Looking ahead from the 2015 IIPC General Assembly

May 18, 2015
Nicholas Taylor
logo of the International Internet Preservation Consortium

A couple of weeks have passed since the successful conclusion of the annual IIPC General Assembly, hosted this year by Stanford University Libraries and Internet Archive. The meeting has been well summarized already in posts by Sawood Alam, Jefferson Bailey, Emmanuelle Bermes, Tom Cramer, Carlos Eduardo Entini, and Ian Milligan. Rather than contributing another retrospective, I'd like to instead look ahead to 2016 and consider what the web archiving community might accomplish together in the coming year, highlighting some of the opportunities discussed and presented two weeks ago.

Continue the "mainstreaming" of web archives as primary research materials

It was gratifying to see the breadth of both research disciplines and research support initiatives represented at the General Assembly. I hope to see brilliant new scholarship in the coming year from the maturing community of researchers working with web archives and believe that we're also well-positioned to make inroads with many who haven't worked with web archives before. Continued experimentation is needed not just in tools and interfaces but also in service and engagement models. We should mind, and then mine, local models of success for replicable access and research services.

Explore (and implement?) at least one core API

There's no shortage of potential APIs we could specify, standardize, and build to improve the interoperability and modularity of web archiving systems. Based on areas of recent community interest, conspicuous candidates might be interfaces between Heritrix, archiving proxies, and headless browsers; an export API for distributed preservation and for delivery of derivative datasets; and a framework for interoperable annotation of archived web content. Any of these would be good pretexts for fostering developer collaboration across institutions as well as exploring new working group models.

Standardize measurement of our web archives

Applying standardized measurements to our archives would help us to better understand their contents and communicate their value. With the recently-reported progress on web archive profiling, this may be the year for distributed testing, publication, and aggregation of actionable Memento profiles. Andy Jackson's compelling visualization of link rot and content drift in the UK Web Archive could be reproduced (via halflife) across our archives and used as a powerful advocacy tool, both for our local programs and for our collective endeavor.

Broaden the contributors to the Open Wayback project

The Open Wayback development effort will be most sustainable when its community of contributors is more commensurate with its broader community of stakeholders. While pull requests are always welcome, there are many more ways than code to contribute to the project, that draw upon the diverse skills of the web archiving community: join and participate in discussions on the openwayback-dev list, submit or comment on existing bug reports or feature enhancement requests, use and recommend improvements to the documentation, or test release candidates and report feedback.

Generalize work on full-text search

Along with data mining, it's telling that full-text search was of sufficient interest that the ostensibly Access Working Group session took place in plenary. For as broadly interested as we are in full-text search, it'd be great to see stronger collaboration across institutions. For my part as co-lead of the Access Working Group, and reflecting also the inclination of my fellow co-lead Daniel Gomes, I'd like to identify potential work related to full-text search of both broad utility and interest. An early candidate for this work could be to create a coded reference dataset that could be used to optimize retrieval relevance.

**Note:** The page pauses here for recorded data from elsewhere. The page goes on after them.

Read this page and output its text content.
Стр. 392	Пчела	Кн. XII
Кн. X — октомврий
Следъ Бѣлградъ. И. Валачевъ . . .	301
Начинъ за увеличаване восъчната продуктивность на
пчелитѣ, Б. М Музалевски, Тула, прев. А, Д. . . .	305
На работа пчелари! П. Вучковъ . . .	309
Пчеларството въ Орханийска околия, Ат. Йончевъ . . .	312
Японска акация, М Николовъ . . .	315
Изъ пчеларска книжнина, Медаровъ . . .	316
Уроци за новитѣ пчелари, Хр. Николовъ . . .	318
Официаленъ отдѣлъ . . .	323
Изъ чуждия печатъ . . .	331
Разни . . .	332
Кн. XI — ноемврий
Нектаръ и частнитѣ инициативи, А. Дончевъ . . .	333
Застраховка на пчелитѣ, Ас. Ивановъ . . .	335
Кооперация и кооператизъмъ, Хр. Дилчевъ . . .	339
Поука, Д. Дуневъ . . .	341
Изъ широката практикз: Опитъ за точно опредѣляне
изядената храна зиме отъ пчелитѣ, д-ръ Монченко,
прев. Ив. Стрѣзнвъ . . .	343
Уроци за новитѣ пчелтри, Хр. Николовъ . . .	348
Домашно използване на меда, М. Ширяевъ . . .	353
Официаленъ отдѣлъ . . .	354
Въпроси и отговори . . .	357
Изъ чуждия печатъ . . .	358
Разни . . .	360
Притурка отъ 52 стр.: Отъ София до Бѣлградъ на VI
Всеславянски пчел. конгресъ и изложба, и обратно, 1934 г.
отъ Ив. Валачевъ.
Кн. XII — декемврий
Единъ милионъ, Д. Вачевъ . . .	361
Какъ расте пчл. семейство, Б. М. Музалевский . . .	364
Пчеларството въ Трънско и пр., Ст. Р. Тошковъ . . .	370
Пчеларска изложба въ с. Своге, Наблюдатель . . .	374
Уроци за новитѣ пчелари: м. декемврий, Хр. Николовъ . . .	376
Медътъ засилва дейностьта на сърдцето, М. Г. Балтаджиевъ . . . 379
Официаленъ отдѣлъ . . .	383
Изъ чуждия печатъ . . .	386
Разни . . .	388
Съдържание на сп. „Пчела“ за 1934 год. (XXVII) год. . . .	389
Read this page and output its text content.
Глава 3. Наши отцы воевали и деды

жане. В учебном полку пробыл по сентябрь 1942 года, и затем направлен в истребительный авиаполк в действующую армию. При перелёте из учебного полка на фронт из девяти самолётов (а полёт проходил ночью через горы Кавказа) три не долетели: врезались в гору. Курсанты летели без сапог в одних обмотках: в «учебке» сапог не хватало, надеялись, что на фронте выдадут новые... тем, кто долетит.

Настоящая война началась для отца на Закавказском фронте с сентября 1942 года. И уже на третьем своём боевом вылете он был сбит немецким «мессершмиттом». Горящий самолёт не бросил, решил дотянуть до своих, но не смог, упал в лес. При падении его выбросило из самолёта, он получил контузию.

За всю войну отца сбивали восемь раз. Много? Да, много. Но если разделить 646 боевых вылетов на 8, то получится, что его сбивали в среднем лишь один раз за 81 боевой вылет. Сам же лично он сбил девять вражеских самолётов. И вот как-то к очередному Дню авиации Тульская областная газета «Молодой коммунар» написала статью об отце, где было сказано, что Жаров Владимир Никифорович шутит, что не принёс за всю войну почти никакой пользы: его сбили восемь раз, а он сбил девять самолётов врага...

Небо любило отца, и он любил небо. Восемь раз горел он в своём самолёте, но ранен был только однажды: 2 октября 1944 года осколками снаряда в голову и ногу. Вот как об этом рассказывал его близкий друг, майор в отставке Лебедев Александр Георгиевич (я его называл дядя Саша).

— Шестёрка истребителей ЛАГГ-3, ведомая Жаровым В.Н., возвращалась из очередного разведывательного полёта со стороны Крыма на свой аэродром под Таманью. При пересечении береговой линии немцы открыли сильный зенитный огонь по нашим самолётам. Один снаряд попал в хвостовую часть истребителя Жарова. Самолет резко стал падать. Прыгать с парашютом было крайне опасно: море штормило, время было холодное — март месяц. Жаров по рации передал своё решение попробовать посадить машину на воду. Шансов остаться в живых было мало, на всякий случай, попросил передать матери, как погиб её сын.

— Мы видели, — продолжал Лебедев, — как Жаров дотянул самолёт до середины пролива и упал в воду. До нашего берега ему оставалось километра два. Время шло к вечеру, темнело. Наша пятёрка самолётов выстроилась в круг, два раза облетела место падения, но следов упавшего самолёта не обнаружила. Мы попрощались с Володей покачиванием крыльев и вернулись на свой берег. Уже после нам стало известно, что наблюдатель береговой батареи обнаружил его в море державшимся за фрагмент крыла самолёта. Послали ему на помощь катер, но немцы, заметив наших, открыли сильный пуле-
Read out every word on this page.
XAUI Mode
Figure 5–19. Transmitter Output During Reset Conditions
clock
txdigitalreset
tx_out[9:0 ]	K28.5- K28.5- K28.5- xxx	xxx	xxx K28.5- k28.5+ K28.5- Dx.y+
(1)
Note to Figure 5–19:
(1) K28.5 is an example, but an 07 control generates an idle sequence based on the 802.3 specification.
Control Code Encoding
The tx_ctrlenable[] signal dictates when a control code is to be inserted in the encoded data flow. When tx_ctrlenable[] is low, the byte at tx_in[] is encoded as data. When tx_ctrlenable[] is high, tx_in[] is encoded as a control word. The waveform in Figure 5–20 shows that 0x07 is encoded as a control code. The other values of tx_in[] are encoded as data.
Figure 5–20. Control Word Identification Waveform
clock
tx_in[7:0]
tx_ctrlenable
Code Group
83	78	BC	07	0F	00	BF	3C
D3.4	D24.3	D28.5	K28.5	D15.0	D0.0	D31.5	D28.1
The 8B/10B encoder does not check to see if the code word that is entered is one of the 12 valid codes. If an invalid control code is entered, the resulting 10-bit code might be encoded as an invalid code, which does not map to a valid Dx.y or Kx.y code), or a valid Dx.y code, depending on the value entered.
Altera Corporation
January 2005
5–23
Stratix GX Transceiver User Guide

An incrementally (or radically?) more mission-supporting Consortium Agreement

The impending expiration of the latest three-year Consortium Agreement (PDF) is an opportunity to retool the organization to better achieve our goals. Minimally separating out from the Agreement how the IIPC operates and encoding that in by-laws would allow the organization to be more dynamic and adaptable. Based on some of the conversations in the breakout groups and within the Steering Committee, we might more ambitiously consider how to engage the participation of affiliated communities (in web archiving, if not the IIPC per se); the organizational changes necessary to enable solicitation of external funding; and novel project or working group models better adapted to getting stuff done.

Needless to say, this is an abbreviated list; I'm excited for what may also come out of community discussions during at least three upcoming meetings, the Collection Development Working Group's candidate collaborative collections, greater institutional adoption/adaptation of WebRecorder.io, the WARC standard revision (PPTX) process, and more. I look forward to working with the IIPC and larger web archiving community to capitalize on these and other manifest opportunities in the coming year!